Problem with overloaded typecast operator for struct within a union

Question

I'm trying to implement a simple vector-swizzling functionality as a pet project to get into template metaprogramming. With the help of open-source mathematics library glm and some other posts on SO, I have come up with a solution which is basically working but has one error.

I have implemenented several structs which hold the data I need to represent a two dimensional eucledian vector. The struct "vec2" has a union which holds a float array with two elements (float data[2]) and two instances of struct "scalarSwizzle" which is supposed to implement the swizzling mechanic which allows me to acces the vector like so vec.data[0] or so vec.x.

Following the code I implemented so far:

    #include <iostream>

    template<typename T>
    void print(T value)
    {
      std::cout << "print func: " << value << std::endl;
    }

    template<typename T, unsigned int I>
    struct scalarSwiz
    {
      T value[1];

      T &operator=(const T newValue)
      {
        value[I] = newValue;
        return value[I];
      }

      operator T()
      {
        return value[I];
      }
    };


    template<typename T>
    struct vec2
    {
      union
      {
        T data[2];
        scalarSwiz<T, 0> x;
        scalarSwiz<T, 1> y;
      };

      vec2()
      {
        x = 0.0f;
        y = 1.0f;
      }

      vec2(T pA, T pB)
      {
        x = pA;
        y = pB;
      }
    };


    int main(int argc, char *args[])
    {
     vec2<float> vec1{5.0f, 1.0f};

     std::cout << "value vec1.data[0]: " << vec1.data[0] << std::endl;
     std::cout << "value vec1.data[1]: " << vec1.data[1] << std::endl;
     std::cout << "value vec1.x: " << vec1.x << std::endl;
     std::cout << "value vec1.y: " << vec1.y << std::endl << std::endl;

     print(vec1.data[0]);
     print(vec1.data[1]);
     print(vec1.x);
     print(vec1.y);

     std::cin.get();

    }

The output is the following:

value vec1.data[0]: 5
value vec1.data[1]: 567.4
value vec1.x: 5
value vec1.y: 567.4

print func: 5
print func: 567.4
print func: 5
print func: 2.5565e-39

I expected the output to be the same for both printing the values directly in main() and via print() but vec.y is not resolved when I print it via the print() function.
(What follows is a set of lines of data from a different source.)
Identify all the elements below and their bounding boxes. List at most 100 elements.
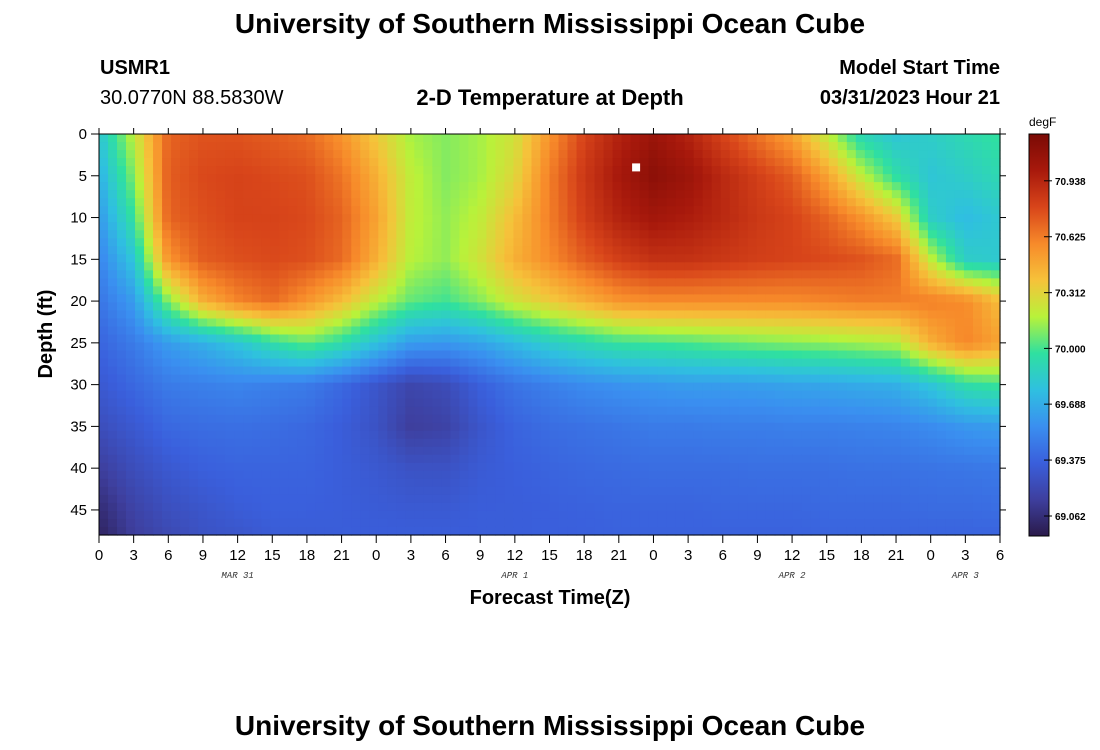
heatmap-cell: [756, 254, 767, 263]
heatmap-cell: [666, 470, 677, 480]
heatmap-cell: [639, 398, 650, 408]
heatmap-cell: [432, 502, 442, 512]
heatmap-cell: [639, 318, 650, 328]
heatmap-cell: [990, 350, 1001, 360]
heatmap-cell: [135, 342, 145, 352]
heatmap-cell: [126, 342, 136, 352]
heatmap-cell: [711, 166, 722, 175]
heatmap-cell: [171, 486, 181, 496]
heatmap-cell: [972, 334, 983, 344]
heatmap-cell: [648, 358, 659, 368]
heatmap-cell: [414, 310, 424, 320]
heatmap-cell: [738, 134, 749, 143]
heatmap-cell: [234, 414, 244, 424]
heatmap-cell: [549, 270, 560, 279]
heatmap-cell: [963, 206, 974, 215]
heatmap-cell: [891, 478, 902, 488]
heatmap-cell: [423, 206, 433, 215]
heatmap-cell: [621, 462, 632, 472]
heatmap-cell: [603, 358, 614, 368]
heatmap-cell: [792, 302, 803, 312]
heatmap-cell: [828, 158, 839, 167]
heatmap-cells: [99, 134, 1001, 536]
heatmap-cell: [198, 310, 208, 320]
heatmap-cell: [909, 326, 920, 336]
heatmap-cell: [801, 214, 812, 223]
heatmap-cell: [612, 470, 623, 480]
heatmap-cell: [189, 310, 199, 320]
heatmap-cell: [333, 494, 343, 504]
heatmap-cell: [846, 254, 857, 263]
heatmap-cell: [603, 494, 614, 504]
heatmap-cell: [315, 278, 325, 287]
heatmap-cell: [171, 302, 181, 312]
heatmap-cell: [981, 398, 992, 408]
heatmap-cell: [981, 382, 992, 392]
heatmap-cell: [423, 182, 433, 191]
heatmap-cell: [981, 334, 992, 344]
heatmap-cell: [711, 494, 722, 504]
heatmap-cell: [189, 158, 199, 167]
heatmap-cell: [135, 366, 145, 376]
heatmap-cell: [738, 454, 749, 464]
heatmap-cell: [981, 166, 992, 175]
heatmap-cell: [297, 286, 307, 295]
heatmap-cell: [720, 438, 731, 448]
heatmap-cell: [495, 206, 506, 215]
heatmap-cell: [387, 142, 397, 151]
heatmap-cell: [441, 142, 451, 151]
heatmap-cell: [225, 374, 235, 384]
heatmap-cell: [954, 510, 965, 520]
heatmap-cell: [864, 150, 875, 159]
heatmap-cell: [945, 358, 956, 368]
heatmap-cell: [495, 182, 506, 191]
heatmap-cell: [747, 286, 758, 295]
heatmap-cell: [837, 230, 848, 239]
heatmap-cell: [504, 502, 515, 512]
heatmap-cell: [819, 310, 830, 320]
heatmap-cell: [639, 278, 650, 287]
heatmap-cell: [252, 246, 262, 255]
heatmap-cell: [477, 462, 488, 472]
heatmap-cell: [927, 502, 938, 512]
heatmap-cell: [936, 222, 947, 231]
heatmap-cell: [189, 166, 199, 175]
heatmap-cell: [936, 414, 947, 424]
heatmap-cell: [495, 230, 506, 239]
heatmap-cell: [990, 286, 1001, 295]
heatmap-cell: [396, 502, 406, 512]
heatmap-cell: [252, 390, 262, 400]
heatmap-cell: [801, 294, 812, 304]
heatmap-cell: [828, 182, 839, 191]
heatmap-cell: [522, 334, 533, 344]
heatmap-cell: [243, 406, 253, 416]
heatmap-cell: [666, 510, 677, 520]
heatmap-cell: [540, 166, 551, 175]
heatmap-cell: [648, 502, 659, 512]
heatmap-cell: [648, 478, 659, 488]
heatmap-cell: [261, 238, 271, 247]
heatmap-cell: [180, 214, 190, 223]
heatmap-cell: [684, 150, 695, 159]
heatmap-cell: [585, 398, 596, 408]
heatmap-cell: [234, 254, 244, 263]
heatmap-cell: [396, 222, 406, 231]
heatmap-cell: [990, 166, 1001, 175]
heatmap-cell: [342, 174, 352, 183]
heatmap-cell: [153, 326, 163, 336]
heatmap-cell: [720, 158, 731, 167]
heatmap-cell: [693, 158, 704, 167]
heatmap-cell: [720, 358, 731, 368]
heatmap-cell: [981, 238, 992, 247]
heatmap-cell: [324, 358, 334, 368]
heatmap-cell: [873, 486, 884, 496]
heatmap-cell: [540, 214, 551, 223]
heatmap-cell: [630, 174, 641, 183]
heatmap-cell: [693, 454, 704, 464]
heatmap-cell: [657, 438, 668, 448]
heatmap-cell: [936, 190, 947, 199]
heatmap-cell: [153, 414, 163, 424]
heatmap-cell: [792, 174, 803, 183]
heatmap-cell: [522, 326, 533, 336]
heatmap-cell: [216, 238, 226, 247]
So I guess something is wrong with the overloaded typecast operator in "scalarSwizzle" but i have no idea what. What I also dont understand is, why visual studio also doesn't resolve the value properly as seen on the following image:

vec1.y seem to be pointing to the same physical address then vec.x, while the direct std::cout in main() works fine.

I've been trying for a couple of days now to wrap my head around the problem, why the overloaded typecast operator doesnt work for vec.y but i just dont get it. Maybe someone here can help my with this problem.

Thank you!

Answer 1

First of all

template<typename T, unsigned int I>
struct scalarSwiz
{
  T value[1];

  T &operator=(const T newValue)
  {
    value[I] = newValue;
    return value[I];
  }

  operator T()
  {
    return value[I];
  }
};

results in undefined behavior if I != 0 (array access out of bounds) so don't expect your code to be correct or even stable.

Secondly, accessing an inactive member of a union is also undefined behavior (as per c++ standard). However, msvc, gcc and clang extend the c++ standard so that accessing inactive member behaves like we expect it to.

And finally, your scalarSwiz type can be replaced by an anonymous struct:

template<typename T>
struct vec2
{
  union
  {
    T data[2];
    struct
    {
       T x, y;
    };
  };

  vec2()
  {
    x = 0.0f;
    y = 1.0f;
  }

  vec2(T pA, T pB)
  {
    x = pA;
    y = pB;
  }
};

In regards to your Visual Studio debugger display: this is because of your scalarSwiz definition. You define an array of length 1 T value[1] and you put 2 scalarSwiz objects in a union. Because every member of a union share the same memory (or rather start at the same memory location), both of your value members point to the beginning of the data array. The watch window only displays the members and their values of a certain type, it has no knowledge of your quirky indexing. And because both arrays occupie the same memory, the same value is shown.